Por que o Ibovespa perdeu força hoje
O principal vetor é a saída de estrangeiros. Só na semana passada, o fluxo negativo somou R$ 5,55 bilhões, e as blue chips — como Petrobras, Vale e bancos — são as mais afetadas, justamente as que têm maior peso no índice. Além disso, o cenário externo segue tenso com o fechamento do Estreito de Ormuz, rota por onde passa cerca de 20% do petróleo mundial, o que mexe com os preços da commodity e aumenta a aversão a risco global.
No front doméstico, a pesquisa CNT/MDA mostrou o presidente Luiz Inácio Lula da Silva com 42,4% das intenções de voto no primeiro turno, contra 28,7% do senador Flávio Bolsonaro. A vantagem de 13,7 pontos é vista pelo mercado como sinal de continuísmo, o que mantém a preocupação com a trajetória fiscal e a dívida pública.
IPCA e ata do Copom: o que os dados indicam
O IPCA de julho subiu 0,07%, levemente acima da mediana de 0,03%, e acumulou alta de 4,44% em 12 meses. O número ficou praticamente em linha com o esperado, mas ainda acima da meta. Já a ata da última reunião do Copom, que cortou a Selic para 14% ao ano, trouxe tom mais duro, reafirmando que o ritmo de novos cortes dependerá da evolução do cenário e que o balanço de riscos segue com assimetria altista para a inflação.
Analistas ouvidos pelo mercado avaliam que a ata aponta para um Banco Central cauteloso, sem compromisso com cortes rápidos. O IPCA de julho, por sua vez, mostra uma inflação corrente relativamente comportada, mas o colegiado segue preocupado com expectativas futuras, especialmente com a reação da atividade aos cortes já realizados.
O peso do rebaixamento do JPMorgan
O JPMorgan rebaixou a recomendação para as ações brasileiras de “overweight” (exposição acima da média) para “neutro” na América Latina. A justificativa é a combinação de crescimento mais fraco, deterioração do crédito, juros elevados por mais tempo e maior volatilidade por causa das eleições de outubro. O banco também reduziu a projeção do Ibovespa para o fim de 2026, de 190 mil para 185 mil pontos — o que ainda sugere espaço de alta, mas menor do que antes.

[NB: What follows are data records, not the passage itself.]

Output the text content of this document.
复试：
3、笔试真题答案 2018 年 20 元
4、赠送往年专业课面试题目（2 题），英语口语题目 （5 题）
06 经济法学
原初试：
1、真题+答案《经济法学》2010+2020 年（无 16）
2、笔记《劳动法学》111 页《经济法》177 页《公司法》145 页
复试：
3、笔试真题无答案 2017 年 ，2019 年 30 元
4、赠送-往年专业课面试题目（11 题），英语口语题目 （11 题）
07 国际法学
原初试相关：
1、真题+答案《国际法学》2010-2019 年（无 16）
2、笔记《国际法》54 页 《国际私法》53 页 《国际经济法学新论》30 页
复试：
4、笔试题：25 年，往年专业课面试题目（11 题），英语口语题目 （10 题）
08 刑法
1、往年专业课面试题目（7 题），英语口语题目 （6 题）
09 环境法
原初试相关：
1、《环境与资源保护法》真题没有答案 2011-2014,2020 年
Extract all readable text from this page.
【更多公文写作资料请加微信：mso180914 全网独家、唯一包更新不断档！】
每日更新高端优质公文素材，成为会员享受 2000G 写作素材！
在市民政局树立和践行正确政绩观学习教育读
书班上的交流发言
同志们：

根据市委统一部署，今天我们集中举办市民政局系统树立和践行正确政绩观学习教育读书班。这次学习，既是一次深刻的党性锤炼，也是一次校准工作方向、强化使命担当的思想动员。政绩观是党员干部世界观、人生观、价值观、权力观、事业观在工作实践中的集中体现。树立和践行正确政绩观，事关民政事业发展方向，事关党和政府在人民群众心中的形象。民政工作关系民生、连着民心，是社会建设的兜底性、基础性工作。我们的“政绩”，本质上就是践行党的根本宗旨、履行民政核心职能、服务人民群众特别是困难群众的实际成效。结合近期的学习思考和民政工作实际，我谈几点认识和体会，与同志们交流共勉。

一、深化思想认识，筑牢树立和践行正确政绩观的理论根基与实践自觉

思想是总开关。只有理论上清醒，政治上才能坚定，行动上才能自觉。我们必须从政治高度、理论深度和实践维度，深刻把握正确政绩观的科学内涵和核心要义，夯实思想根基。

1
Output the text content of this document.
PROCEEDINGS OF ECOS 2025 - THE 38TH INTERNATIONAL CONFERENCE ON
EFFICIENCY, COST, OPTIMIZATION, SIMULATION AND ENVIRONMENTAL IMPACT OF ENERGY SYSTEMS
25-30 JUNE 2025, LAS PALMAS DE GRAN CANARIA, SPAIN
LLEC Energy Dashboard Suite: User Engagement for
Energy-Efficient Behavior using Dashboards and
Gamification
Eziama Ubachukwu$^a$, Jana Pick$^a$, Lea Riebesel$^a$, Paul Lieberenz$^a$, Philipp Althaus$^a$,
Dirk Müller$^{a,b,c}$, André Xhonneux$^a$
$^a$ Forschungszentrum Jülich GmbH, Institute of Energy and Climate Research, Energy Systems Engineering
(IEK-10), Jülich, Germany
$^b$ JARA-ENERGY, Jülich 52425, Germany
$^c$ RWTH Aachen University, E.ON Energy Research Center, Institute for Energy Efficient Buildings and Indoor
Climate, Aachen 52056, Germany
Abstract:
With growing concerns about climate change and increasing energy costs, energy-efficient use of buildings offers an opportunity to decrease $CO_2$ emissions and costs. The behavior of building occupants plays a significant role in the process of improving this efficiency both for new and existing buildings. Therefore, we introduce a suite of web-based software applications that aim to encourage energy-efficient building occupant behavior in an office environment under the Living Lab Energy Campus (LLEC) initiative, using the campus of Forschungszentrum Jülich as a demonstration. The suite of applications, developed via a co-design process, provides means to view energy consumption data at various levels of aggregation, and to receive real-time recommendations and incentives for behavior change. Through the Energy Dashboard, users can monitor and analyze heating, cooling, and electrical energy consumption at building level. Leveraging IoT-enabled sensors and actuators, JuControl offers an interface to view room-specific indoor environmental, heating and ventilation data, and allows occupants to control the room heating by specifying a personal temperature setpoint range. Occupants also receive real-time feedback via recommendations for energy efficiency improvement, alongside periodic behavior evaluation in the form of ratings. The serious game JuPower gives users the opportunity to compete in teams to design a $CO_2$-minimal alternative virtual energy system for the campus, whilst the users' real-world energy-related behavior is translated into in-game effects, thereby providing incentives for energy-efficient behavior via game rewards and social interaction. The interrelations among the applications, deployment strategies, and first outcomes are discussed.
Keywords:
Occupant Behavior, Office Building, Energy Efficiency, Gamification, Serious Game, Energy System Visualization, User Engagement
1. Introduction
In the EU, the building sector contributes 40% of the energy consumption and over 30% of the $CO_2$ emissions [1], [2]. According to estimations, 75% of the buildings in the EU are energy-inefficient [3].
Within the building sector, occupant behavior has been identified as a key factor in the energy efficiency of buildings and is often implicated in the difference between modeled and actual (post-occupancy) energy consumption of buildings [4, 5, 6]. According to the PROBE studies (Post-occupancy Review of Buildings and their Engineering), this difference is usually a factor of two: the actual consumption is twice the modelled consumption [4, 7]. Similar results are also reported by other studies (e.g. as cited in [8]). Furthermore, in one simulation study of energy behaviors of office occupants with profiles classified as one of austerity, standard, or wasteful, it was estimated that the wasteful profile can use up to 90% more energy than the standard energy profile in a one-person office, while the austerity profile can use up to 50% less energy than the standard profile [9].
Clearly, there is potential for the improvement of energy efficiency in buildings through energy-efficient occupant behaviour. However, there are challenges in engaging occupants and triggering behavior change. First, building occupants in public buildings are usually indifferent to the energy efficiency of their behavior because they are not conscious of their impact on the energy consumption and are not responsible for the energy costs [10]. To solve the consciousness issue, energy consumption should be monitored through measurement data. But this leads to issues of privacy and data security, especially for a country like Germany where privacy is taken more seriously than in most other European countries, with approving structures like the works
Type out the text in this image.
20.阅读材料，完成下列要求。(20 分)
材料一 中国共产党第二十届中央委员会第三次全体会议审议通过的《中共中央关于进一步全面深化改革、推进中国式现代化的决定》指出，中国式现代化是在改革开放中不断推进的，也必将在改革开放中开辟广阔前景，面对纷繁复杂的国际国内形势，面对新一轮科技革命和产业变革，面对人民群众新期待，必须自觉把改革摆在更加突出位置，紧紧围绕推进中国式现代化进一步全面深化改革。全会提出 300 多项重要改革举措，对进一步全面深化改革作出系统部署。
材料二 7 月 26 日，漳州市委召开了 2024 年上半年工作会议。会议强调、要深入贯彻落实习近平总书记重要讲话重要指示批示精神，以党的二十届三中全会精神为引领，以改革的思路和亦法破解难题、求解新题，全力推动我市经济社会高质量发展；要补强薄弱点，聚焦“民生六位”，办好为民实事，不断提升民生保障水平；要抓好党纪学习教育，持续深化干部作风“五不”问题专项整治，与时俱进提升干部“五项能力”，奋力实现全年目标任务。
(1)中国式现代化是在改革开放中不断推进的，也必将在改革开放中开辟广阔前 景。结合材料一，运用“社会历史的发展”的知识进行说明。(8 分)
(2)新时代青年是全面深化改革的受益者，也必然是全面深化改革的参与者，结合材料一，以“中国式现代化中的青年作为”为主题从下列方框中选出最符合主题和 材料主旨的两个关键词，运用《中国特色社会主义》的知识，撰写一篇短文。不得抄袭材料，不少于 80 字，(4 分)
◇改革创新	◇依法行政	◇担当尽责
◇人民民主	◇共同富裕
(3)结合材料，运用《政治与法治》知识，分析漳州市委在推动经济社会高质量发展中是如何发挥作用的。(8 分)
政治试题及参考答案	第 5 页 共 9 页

Esse movimento institucional tende a reforçar a cautela de investidores estrangeiros, que já vinham reduzindo posições no país. Na prática, menos capital externo significa menos liquidez e mais pressão de venda nas ações mais negociadas.
Como reagiram as ações e o câmbio
Entre os destaques negativos, o BTG Pactual caía cerca de 4,9% após balanço do segundo trimestre, acompanhado pelos demais bancos — o índice do setor financeiro recuava 2,42%. Petrobras caía com a volatilidade do petróleo, e Vale perdia cerca de 0,9%. Na ponta oposta, Natura subia mais de 3%, reagindo bem aos resultados trimestrais.
O dólar também operava em alta ante o real e outras moedas, refletindo o aumento da aversão a risco. Um câmbio mais fraco tende a pressionar a inflação de preços administrados e importados, o que pode limitar o espaço do Banco Central para cortes mais agressivos da Selic.
O que observar daqui para frente
O mercado fica de olho na evolução das negociações para reabrir o Estreito de Ormuz e no tom das pesquisas eleitorais, que podem intensificar a volatilidade. Para o investidor, o recado é de cautela: a combinação de juros ainda altos, inflação acima da meta e saída de estrangeiros tende a manter a bolsa pressionada no curto prazo. A próxima sinalização importante será o calendário de dados econômicos e as falas dos diretores do Banco Central, que devem indicar se o ciclo de cortes continuará no ritmo atual ou será pausado.
Impacto para a sociedade
A forte queda da bolsa e o aumento do chamado “risco Brasil” tendem a encarecer o crédito para empresas e consumidores, reduzir investimentos e podem afetar o emprego nos próximos meses. Além disso, a inflação ainda acima da meta e a sinalização de juros altos por mais tempo pressionam o custo de financiamentos e o orçamento das famílias.